Chronique / Le coup du proverbe chinois
Non, le sérieux n'est pas toujours là où l'on croit. Cette chronique d'Anna Lietti paraît tous les mois dans 24heures. Excepté le dessin de Pascal Parrone, en exclusivité pour Bon pour la tête.
L’horreur est humaine, disait Coluche. Le mauvais goût aussi. Pour saluer le coup diplomatico-médiatique réussi par son président de père à Singapour, Ivanka Trump nous refait le coup du proverbe chinois bidon. Elle tweete un truc pour dire, en substance, que les mauviettes étreintes par le doute doivent se la coincer et laisser faire les vrais mecs, ceux qui agissent.
Il y a quatre ans, elle nous gratifiait d’une pseudo citation de Confucius, affirmant que la clé du bonheur réside dans le choix de son travail. C’est bien connu: dans la société chinoise du 5e siècle avant J.-C., les sujets du prince avaient le libre choix de leur orientation professionnelle et la mobilité sociale était garantie. C’est minable, Ivanka. Pour bien mentir, il faut réfléchir. (An-Li)

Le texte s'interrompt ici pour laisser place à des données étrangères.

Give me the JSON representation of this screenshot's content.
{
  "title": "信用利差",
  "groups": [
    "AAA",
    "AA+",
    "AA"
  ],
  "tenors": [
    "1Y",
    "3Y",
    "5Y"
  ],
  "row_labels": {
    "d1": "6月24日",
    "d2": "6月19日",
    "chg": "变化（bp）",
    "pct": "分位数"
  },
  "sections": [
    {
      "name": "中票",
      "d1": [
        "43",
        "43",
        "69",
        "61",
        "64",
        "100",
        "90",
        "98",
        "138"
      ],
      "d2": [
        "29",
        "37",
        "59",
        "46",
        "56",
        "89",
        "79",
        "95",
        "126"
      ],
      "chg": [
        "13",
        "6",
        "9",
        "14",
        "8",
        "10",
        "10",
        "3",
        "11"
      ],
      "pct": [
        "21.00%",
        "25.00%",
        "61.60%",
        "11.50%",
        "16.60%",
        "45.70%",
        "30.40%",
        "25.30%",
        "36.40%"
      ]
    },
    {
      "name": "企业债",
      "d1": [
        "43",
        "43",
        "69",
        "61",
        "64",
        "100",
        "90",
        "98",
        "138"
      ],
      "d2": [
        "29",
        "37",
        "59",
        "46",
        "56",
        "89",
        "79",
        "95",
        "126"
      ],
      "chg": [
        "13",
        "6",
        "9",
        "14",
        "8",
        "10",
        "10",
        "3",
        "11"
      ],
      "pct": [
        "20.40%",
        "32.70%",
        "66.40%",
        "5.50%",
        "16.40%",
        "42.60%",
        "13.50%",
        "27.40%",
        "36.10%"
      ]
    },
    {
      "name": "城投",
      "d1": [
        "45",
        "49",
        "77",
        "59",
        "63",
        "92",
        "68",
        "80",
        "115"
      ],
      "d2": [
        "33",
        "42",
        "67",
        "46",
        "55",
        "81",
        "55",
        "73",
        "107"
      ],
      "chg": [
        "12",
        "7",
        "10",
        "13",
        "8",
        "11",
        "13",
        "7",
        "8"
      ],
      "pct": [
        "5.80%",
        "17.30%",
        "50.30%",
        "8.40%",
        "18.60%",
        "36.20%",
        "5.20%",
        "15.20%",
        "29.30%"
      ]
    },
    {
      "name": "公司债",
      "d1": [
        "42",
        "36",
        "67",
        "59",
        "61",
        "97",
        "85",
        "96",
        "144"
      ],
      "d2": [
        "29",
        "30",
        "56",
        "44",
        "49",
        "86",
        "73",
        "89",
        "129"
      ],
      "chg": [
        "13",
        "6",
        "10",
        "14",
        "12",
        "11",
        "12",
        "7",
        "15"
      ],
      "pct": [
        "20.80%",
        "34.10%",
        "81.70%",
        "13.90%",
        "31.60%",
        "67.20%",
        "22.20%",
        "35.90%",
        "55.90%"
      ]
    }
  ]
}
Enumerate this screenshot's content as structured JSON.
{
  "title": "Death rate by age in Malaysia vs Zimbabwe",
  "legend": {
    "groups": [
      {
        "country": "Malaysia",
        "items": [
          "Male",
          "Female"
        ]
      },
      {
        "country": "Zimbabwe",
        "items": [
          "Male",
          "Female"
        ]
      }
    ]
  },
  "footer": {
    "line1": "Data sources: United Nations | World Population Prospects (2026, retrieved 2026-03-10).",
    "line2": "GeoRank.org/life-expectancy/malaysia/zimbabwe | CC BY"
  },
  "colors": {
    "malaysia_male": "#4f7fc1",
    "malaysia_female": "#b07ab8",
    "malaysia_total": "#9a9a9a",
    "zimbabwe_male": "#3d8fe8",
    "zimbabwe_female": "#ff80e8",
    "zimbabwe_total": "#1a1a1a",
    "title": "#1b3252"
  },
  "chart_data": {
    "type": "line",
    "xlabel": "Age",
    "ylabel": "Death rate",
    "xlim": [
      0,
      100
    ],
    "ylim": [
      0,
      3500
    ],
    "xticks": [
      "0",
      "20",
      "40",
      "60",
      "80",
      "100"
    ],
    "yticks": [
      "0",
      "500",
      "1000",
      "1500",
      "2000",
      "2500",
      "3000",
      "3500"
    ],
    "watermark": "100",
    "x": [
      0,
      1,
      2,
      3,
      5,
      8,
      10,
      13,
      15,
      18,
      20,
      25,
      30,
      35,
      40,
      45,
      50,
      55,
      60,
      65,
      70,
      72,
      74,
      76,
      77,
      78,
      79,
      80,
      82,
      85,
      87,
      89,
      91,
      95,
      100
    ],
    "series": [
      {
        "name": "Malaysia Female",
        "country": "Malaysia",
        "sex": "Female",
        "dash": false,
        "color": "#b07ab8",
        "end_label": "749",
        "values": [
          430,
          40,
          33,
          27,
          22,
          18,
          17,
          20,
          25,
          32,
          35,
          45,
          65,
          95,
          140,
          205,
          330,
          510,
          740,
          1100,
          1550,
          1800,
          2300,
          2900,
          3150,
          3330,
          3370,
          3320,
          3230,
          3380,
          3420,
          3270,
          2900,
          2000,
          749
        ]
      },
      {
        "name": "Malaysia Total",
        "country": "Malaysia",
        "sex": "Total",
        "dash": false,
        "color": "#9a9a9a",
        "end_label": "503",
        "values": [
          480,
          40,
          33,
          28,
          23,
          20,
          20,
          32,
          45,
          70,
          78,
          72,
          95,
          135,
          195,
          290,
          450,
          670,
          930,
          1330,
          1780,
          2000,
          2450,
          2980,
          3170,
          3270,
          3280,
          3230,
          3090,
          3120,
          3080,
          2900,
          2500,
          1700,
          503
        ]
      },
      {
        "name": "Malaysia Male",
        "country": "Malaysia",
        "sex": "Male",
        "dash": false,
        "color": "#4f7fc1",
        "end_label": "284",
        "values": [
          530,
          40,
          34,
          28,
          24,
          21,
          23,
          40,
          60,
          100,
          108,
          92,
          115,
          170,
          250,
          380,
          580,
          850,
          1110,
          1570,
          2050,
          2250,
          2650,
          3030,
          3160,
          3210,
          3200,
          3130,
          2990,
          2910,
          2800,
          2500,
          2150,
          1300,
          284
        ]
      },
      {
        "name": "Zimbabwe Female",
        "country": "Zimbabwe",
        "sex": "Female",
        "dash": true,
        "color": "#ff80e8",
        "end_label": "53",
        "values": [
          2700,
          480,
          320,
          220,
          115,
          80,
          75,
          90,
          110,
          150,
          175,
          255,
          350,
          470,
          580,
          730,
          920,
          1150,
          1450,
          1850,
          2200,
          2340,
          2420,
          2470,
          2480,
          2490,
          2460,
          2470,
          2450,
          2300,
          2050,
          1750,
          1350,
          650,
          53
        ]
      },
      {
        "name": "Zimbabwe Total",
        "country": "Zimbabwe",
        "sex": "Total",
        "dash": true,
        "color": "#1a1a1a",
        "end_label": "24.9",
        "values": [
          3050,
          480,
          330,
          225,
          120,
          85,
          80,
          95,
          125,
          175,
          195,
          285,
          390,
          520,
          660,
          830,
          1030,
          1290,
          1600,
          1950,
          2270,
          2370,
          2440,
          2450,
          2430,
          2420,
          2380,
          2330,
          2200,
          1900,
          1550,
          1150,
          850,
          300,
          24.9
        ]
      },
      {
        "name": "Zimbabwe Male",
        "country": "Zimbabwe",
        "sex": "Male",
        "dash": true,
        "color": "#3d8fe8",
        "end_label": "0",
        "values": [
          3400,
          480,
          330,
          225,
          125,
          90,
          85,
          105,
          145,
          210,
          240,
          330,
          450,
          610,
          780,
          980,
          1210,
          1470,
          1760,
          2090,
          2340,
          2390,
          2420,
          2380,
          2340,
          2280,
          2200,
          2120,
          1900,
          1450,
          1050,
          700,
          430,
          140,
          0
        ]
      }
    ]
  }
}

Mais laissons là la fille du président étasunien et voyons en quoi cet épisode peut nous rendre plus sages. Les faux proverbes, c’est un vieux truc, très prisé des princes de l’humour. Sur mon podium perso, la médaille d’or va à Pierre Desproges – Noël au scanner, Pâques au cimetière – talonné par Coluche – Plus il y a de fous, moins il y a de riz.
Mais avec la sage phrase bidon qui se fait passer pour vraie, on change de catégorie: on est dans la pollution informative ordinaire. Alimentée, en l’occurrence, par notre fascination béate pour tout ce qui relève, de près ou de loin, de la spiritualité extrême-orientale: à y bien réfléchir, le proverbe chinois, bref comme un tweet, flou comme une effluve d’encens, est un fétiche virtuel idéal pour Occidental fragilisé.
Le proverbe chinois en toc, je veux dire? Haha! Mais comment savoir, dans la masse des inspirantes phrases en circulation, laquelle est authentique? Ce n’est sûrement pas Ivanka qui a commencé à verser de l’eau de vaisselle dans la source pure de la sagesse chinoise en ligne, la chasse au fake proverbe est ouverte, la suspicion pèse désormais sur le corpus tout entier.
Finalement, j’aime bien cette idée: ça va nous obliger à réfléchir avant de gober tout cru le premier proverbe chinois venu. Parce que, même s’il est authentique, on peut ne pas être d’accord avec. Prenez celui-ci: Quand le sage montre la lune, l’idiot regarde le doigt. C’est beau, d’accord, mais encore? Regarder le doigt, n’est-ce pas se préoccuper de savoir qui émet le message? Par exemple, au hasard, Ivanka ou Confucius?
Bon, allez, une dernière pour la route: Où le sage voit du vide, l’idiot voit du profond. Et vice versa. (Anonyme facétieux)
VOS RÉACTIONS SUR LE SUJET
2 Commentaires
@gwperrin 18.06.2018 | 13h03
«A quand l'édition l'édition complète des proverbes d'An-Li? Pas besoin d'en rajouter beaucoup: les deux réversibles m'occupent l'esprit, émoustillé pourtant par la perspective de renverser le premier cité: faudrait-il mentir pour bien réfléchir? bien mentir pour réfléchir?
Pauvre pub, combien d'esprit disponible BPLT va t-il lui laisser? (Geo-Pe)»
@do 21.06.2018 | 10h26
«Je peux enfin me connecter à bon pour la tête et quel plaisir de retrouver l'humour d'Anna Lietti.»